OTOÑOS (I)
Dentro
del privilegiado espectáculo que es la sucesión de las estaciones, mi momento
preferido es este en el que nos encontramos: el consuelo a los calores
estivales, las primeras lluvias tras la sequía, los cielos recuperados para las
nubes, las primicias de la oscuridad.
A
finales del mes pasado, se me ocurrió poner en la sección El cuadro de la semana una obra que tuviera como tema central el
otoño y me lancé a buscarla por la red. Lo que me encontré fue una
proliferación de pinturas sin alma, con un insoportable predominio del rojo y
el naranja y un recargamiento compositivo que las hacía absolutamente
intercambiables. Yo no salía de mi asombro. Recordaba haber hecho una búsqueda
similar con el invierno y haber encontrado tantas obras notables que me había
resultado complicado elegir una. ¿Era posible que mi estación favorita, la que
está en mi mente asociada a cualidades como la delicadeza y la interioridad,
hubiera merecido una representación plástica tan torpe? Pero no. Era cuestión
de seguir buscando y ―con perdón por el chiste fácil― abrirse paso entre la
hojarasca hasta dar con cuadros de interés, que fueran más allá de lo obvio y
efectista para captar el espíritu de esta estación que a muchos nos emociona
especialmente. Traigo hoy aquí una primera entrega de esos hermosos
descubrimientos.
El
primero por orden cronológico de los pintores que he seleccionado es el gran
maestro de los ciclos de la naturaleza y de la relación entre humanos y
paisaje, Brueghel el Viejo. Acudí directamente a él cuando la búsqueda empezó a
mostrarse infructuosa. Estaba segura de que habría creado bellas imágenes de personajes
que desarrollan su quehacer cotidiano en medio de un paisaje otoñal, y así fue:
encontré este Regreso de la manada que
lleva el subtítulo de Otoño. Como
siempre sucede con Brueghel, la composición es de un tremendo dinamismo; la
sucesión de animales y personas que retornan al hogar traza una curva justo
delante de nosotros y parece arrastrarnos en su camino de vuelta. El paisaje de
fondo, duro y agreste, tiene un gran poder de sugerencia. Y atención a la
silueta del ave posada en una rama desnuda: los cuadros de este autor están
llenos de hermosos detalles que se integran sin dificultad en un conjunto
armónico.
El
pintor victoriano de la penumbra y el misterio, John Atkinson Grimshaw, se
inclina por el lado inquietante de la estación otoñal en su cuadro titulado Luz de luna. Las obras de Grimshaw son
un extraordinario despliegue de estados de ánimo melancólicos transmutados en
paisajes nocturnos y, con frecuencia, con un toque espectral. Es el pintor
ideal para ilustrar las cubiertas de relatos decimonónicos de terror, como bien
saben los diseñadores de la editorial Impedimenta.
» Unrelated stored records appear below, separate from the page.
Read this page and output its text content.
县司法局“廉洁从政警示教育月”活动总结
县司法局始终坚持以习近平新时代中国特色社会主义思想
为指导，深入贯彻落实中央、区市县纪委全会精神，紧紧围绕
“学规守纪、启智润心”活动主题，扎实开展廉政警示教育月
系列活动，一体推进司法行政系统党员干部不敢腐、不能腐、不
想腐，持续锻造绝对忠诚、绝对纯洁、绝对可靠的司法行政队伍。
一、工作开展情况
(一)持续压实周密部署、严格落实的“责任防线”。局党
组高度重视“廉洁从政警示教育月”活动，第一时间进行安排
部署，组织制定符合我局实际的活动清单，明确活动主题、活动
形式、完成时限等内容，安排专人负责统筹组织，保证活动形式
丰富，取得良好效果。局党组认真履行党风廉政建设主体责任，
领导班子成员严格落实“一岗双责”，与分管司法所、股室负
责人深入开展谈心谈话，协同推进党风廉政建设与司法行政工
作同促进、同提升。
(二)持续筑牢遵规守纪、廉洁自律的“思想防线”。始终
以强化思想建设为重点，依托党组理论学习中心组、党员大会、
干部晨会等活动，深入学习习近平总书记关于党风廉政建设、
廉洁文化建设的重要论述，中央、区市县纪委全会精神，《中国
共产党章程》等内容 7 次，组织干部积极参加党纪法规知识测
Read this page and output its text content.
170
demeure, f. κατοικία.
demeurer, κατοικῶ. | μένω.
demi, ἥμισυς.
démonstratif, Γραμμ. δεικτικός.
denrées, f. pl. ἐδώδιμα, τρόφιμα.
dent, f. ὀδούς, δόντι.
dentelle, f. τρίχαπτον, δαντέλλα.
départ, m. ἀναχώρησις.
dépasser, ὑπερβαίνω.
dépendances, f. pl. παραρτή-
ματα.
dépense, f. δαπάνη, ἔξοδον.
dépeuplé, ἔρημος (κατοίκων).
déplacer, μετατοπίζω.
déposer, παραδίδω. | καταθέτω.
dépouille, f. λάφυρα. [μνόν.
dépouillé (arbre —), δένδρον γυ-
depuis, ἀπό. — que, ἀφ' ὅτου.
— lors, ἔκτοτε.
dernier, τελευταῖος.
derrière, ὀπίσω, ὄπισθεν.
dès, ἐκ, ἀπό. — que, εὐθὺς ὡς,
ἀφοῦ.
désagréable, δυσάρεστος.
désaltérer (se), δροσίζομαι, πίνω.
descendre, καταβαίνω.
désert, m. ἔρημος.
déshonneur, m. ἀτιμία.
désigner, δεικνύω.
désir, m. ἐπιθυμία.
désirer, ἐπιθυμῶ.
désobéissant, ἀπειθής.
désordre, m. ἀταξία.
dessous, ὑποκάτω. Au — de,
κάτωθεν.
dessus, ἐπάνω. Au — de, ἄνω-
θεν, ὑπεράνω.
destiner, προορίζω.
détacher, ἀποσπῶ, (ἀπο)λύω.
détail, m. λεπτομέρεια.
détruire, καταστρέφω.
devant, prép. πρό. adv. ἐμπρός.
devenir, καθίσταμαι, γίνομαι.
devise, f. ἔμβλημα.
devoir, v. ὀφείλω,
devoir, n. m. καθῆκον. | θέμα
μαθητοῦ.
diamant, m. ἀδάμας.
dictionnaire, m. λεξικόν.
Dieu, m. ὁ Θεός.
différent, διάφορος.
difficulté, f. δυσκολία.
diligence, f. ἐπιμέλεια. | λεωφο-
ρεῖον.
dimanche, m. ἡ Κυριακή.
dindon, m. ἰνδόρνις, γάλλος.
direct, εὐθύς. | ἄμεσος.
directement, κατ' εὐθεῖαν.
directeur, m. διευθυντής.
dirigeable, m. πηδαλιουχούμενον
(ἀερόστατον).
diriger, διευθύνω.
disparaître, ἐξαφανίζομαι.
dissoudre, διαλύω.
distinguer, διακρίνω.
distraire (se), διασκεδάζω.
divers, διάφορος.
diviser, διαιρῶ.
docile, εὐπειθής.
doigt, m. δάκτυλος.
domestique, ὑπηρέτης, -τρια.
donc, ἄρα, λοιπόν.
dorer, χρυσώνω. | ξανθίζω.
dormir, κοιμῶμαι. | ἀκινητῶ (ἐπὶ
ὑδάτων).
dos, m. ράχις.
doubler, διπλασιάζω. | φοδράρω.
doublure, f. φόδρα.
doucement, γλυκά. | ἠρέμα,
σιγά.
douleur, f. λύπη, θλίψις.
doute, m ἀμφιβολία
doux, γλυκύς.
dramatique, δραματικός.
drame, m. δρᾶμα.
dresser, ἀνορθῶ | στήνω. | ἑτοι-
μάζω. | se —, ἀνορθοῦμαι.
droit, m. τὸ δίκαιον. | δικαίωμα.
A mí los cuadros de este hombre me gustan todos y me producen unos irrefrenables
deseos de saltar a su interior para pasear por los caminos que se adentran en
horizontes brumosos e imprecisos. Como suele suceder en sus creaciones, esta
escena está habitada por una silueta pequeña e indeterminada con la que es
fácil que el espectador se identifique. La técnica del pintor se manifiesta
impecable: véase el efecto del suelo embarrado y la increíble recreación del
cielo nocturno. Nadie como Grimshaw para pintar la luna asomándose entre las
ramas.
Decorativo
y barroco como siempre, Gustav Klimt nos deja esta personal visión del otoño
en Bosque de abedules. Sólo un artista
original como él es capaz de centrarse en el elemento más manido para la
plasmación de esta época del año, el de las hojas caídas, y crear un conjunto
singular que no se parece a nada. Klimt elige una perspectiva a ras de tierra
que elimina las ramas de los árboles y se centra en lo que es el foco de su
atención, el suelo tapizado de hojas muertas que adquieren la belleza de un
manto de piedras preciosas. Los hermosos troncos bicolores de los abedules son
un elemento más de juego estético en este mundo desapasionado, casi abstracto,
desprovisto por completo de misterio o melancolía. El otoño es para Klimt lo
mismo que sus sofisticadas mujeres o sus escenas amorosas: un campo físico
desplegado frente a su peculiar mirada para explorar el gozo de la forma y del
color.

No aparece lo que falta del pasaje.